His own failure has given the industry more than a lesson on how not to create an algorithmic stablecoin: It’s a sobering reminder of the cult of personality that enables people like Donald Trump and El Salvador President Nayib Bukele to silence critics with the force of their ego, not the soundness of their arguments.
Kwon’s promise was up there with MAGA: He was going to make Terra “the largest decentralized money in crypto, period.” As long as he gave his LUNAtics reasons to believe in him, aka profits, he didn’t need to answer to anyone.
Then came May 9, 2022, when UST fell 20 cents below its peg.
Terra’s collapse brought to light how little we knew about Kwon beyond his LinkedIn and Twitter profiles. He graduated from Stanford in 2015 after studying computer science, and briefly worked at Microsoft and Apple before forming Terra.
Two days after UST’s plummet began, CoinDesk allegedly doxxed Kwon as the “Rick”—a reference to half of the cartoon duo in “Rick and Morty”—behind another failed algorithmic stablecoin project called Basis Cash (BAC), which slipped its dollar peg for good early last year. BAC is now worth a fraction of a penny.
Still, Kwon appears steadfast. After two days of Twitter silence last week, he finally took the heat for UST’s historic failure. What’s more, he appears to have risen to the task of rebuilding Terra. On Monday, he proposed to fork LUNA’s blockchain and rename the current chain Terra Classic, with the new chain wiped of UST.
Kwon’s proposal was met with near-unanimous disapproval in a preliminary vote on Terra’s community forum. Many would prefer Kwon listen to Changpeng Zhao’s suggestion to buy and burn most of LUNA’s hyperinflated circulating supply of 6.5 trillion tokens. Kwon knows what the community wants, but he’s arguing against it. This time, he’s engaging in critical and constructive conversations with his critics, instead of just dismissing them outright.

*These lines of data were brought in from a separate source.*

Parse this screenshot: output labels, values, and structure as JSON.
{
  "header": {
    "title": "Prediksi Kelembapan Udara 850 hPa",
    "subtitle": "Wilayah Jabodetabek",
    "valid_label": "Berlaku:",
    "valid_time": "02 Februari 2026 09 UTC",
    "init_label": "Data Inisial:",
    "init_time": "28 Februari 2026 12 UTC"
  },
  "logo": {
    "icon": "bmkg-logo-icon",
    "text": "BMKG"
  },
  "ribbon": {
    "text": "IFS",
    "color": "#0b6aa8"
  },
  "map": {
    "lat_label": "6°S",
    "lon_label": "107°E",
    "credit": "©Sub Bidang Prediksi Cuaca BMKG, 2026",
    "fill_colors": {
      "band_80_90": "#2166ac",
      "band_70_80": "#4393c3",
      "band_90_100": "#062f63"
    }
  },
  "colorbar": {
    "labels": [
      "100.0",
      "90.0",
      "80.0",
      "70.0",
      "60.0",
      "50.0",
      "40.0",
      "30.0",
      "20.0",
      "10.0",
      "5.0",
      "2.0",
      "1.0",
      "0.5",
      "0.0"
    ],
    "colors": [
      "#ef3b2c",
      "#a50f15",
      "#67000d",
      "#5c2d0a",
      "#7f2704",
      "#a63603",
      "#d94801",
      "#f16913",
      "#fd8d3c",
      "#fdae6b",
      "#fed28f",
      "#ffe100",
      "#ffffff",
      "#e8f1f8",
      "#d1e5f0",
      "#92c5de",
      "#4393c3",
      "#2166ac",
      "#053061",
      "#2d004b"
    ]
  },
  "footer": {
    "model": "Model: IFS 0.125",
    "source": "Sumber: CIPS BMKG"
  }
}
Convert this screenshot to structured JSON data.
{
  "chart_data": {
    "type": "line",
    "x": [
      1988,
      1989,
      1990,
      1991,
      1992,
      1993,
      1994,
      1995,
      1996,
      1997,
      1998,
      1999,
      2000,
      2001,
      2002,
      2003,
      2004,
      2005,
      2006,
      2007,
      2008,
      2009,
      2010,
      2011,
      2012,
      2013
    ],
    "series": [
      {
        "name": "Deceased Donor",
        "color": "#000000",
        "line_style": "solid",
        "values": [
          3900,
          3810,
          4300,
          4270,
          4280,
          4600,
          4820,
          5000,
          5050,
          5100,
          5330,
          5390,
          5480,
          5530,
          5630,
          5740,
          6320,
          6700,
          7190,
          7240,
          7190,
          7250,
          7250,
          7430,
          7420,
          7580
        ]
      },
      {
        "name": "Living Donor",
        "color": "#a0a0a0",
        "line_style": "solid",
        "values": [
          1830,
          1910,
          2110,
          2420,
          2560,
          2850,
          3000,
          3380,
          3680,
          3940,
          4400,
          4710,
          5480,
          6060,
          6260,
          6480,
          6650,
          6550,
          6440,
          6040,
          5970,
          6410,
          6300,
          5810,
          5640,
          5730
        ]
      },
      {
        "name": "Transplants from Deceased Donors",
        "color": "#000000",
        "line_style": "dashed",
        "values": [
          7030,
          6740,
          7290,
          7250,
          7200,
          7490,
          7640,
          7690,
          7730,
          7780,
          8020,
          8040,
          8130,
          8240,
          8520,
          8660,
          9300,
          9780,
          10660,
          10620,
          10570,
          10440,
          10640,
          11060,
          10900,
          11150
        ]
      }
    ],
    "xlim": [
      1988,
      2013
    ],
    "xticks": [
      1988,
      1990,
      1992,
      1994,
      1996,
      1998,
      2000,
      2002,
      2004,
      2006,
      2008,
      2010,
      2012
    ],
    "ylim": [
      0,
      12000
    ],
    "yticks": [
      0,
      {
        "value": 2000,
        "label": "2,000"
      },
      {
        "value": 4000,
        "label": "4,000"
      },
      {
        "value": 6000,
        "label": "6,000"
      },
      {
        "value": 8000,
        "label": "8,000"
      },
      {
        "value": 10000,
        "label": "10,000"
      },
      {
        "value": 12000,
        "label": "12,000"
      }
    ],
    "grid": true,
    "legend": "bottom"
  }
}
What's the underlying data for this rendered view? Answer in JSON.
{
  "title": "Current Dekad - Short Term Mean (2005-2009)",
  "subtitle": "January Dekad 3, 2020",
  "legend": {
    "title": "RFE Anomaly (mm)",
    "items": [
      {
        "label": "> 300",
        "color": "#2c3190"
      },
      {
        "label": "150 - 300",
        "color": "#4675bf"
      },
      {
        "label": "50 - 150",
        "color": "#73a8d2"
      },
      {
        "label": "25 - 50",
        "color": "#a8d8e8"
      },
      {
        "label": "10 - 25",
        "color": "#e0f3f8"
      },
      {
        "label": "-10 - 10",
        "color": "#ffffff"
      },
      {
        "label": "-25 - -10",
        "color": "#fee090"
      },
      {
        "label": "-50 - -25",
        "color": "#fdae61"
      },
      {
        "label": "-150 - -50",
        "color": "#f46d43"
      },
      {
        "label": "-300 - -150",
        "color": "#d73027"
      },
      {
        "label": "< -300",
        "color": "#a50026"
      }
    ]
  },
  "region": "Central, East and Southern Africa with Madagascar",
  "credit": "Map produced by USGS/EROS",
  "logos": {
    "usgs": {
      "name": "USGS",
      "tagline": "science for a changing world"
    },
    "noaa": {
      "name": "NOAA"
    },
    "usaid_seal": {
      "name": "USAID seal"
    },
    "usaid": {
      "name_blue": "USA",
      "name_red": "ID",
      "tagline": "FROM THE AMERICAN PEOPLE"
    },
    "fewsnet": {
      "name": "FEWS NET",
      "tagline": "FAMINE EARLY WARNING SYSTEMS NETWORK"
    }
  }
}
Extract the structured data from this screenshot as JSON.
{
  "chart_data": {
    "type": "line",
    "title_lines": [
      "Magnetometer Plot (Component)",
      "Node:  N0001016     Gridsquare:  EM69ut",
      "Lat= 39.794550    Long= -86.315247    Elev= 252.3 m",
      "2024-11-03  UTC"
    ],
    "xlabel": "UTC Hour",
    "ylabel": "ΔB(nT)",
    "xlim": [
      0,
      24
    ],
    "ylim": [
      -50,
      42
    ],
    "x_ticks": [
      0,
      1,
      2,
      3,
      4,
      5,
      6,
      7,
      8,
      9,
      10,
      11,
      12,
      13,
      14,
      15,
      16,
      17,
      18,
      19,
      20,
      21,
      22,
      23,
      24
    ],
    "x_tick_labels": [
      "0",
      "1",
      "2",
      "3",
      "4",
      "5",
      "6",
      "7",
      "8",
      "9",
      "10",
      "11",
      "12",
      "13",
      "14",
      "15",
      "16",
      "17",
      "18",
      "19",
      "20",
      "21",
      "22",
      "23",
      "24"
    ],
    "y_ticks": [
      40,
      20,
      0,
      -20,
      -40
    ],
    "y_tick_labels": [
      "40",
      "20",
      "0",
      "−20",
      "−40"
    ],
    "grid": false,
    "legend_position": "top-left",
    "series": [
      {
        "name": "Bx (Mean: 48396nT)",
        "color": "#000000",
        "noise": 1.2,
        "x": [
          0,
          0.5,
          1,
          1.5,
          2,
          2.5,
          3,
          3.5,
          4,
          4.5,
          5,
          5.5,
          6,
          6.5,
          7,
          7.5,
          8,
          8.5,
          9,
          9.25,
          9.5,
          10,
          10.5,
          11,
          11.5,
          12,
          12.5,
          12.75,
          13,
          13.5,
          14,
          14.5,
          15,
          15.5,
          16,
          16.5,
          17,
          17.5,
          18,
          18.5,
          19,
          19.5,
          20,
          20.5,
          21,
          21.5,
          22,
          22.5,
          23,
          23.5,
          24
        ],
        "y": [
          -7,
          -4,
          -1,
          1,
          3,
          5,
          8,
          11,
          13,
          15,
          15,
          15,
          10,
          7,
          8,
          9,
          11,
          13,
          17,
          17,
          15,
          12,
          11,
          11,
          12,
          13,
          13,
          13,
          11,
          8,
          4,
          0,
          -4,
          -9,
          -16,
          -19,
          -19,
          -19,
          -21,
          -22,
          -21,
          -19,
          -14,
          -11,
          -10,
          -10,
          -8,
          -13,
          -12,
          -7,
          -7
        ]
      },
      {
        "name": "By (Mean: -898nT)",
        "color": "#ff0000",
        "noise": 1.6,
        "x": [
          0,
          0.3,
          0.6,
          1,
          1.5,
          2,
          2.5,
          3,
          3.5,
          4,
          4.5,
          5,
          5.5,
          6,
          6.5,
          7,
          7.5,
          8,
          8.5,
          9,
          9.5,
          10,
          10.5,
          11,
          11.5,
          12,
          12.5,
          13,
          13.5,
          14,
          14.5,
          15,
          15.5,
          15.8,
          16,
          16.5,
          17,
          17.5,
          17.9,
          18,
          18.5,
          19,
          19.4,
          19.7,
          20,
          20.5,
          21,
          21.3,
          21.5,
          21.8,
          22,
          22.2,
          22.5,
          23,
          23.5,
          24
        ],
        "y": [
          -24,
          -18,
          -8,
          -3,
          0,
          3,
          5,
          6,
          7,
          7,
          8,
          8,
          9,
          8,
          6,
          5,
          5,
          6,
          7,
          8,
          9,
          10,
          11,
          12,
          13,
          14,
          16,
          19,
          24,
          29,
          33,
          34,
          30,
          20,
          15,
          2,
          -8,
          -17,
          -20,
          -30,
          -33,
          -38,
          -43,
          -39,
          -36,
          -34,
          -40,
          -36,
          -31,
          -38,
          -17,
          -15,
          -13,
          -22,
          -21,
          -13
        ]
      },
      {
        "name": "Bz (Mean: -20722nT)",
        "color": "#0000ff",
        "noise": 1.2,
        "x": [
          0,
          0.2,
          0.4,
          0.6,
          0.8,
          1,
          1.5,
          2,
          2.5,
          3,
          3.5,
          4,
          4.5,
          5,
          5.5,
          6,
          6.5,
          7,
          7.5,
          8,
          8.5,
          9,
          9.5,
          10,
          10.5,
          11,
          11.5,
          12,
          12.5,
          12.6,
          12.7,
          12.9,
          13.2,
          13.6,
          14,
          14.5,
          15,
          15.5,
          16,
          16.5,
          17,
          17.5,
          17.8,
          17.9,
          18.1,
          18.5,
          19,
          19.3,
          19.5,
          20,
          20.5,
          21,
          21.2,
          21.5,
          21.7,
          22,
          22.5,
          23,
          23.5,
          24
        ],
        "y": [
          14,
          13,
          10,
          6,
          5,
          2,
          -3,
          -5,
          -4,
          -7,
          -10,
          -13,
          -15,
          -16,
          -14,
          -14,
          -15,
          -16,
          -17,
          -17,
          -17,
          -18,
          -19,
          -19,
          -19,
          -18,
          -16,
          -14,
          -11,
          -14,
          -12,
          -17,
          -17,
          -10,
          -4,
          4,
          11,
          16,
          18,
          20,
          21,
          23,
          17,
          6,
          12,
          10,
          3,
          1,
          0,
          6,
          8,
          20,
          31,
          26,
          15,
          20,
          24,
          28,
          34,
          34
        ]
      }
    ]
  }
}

He also has very real heat on him. All manner of accusations have been hurled at him by angry investors and restless Twitter users, including allegations of fraud and insider trading. Local Korean sources have said he may have evaded taxes, although this weekend he appeared to dismiss those rumors, saying he’s fully settled up with the Korean government.
The crypto community will be sorting fact from FUD in the weeks—months?—to come, but Kwon isn’t going anywhere, which means that, solvent or not, Terra remains on everyone’s radar. Kwon’s charming hubris and digital fool’s gold may have been an intoxicating vision for his flatterers, but that tap ran dry, and the room has sobered up. At least for now.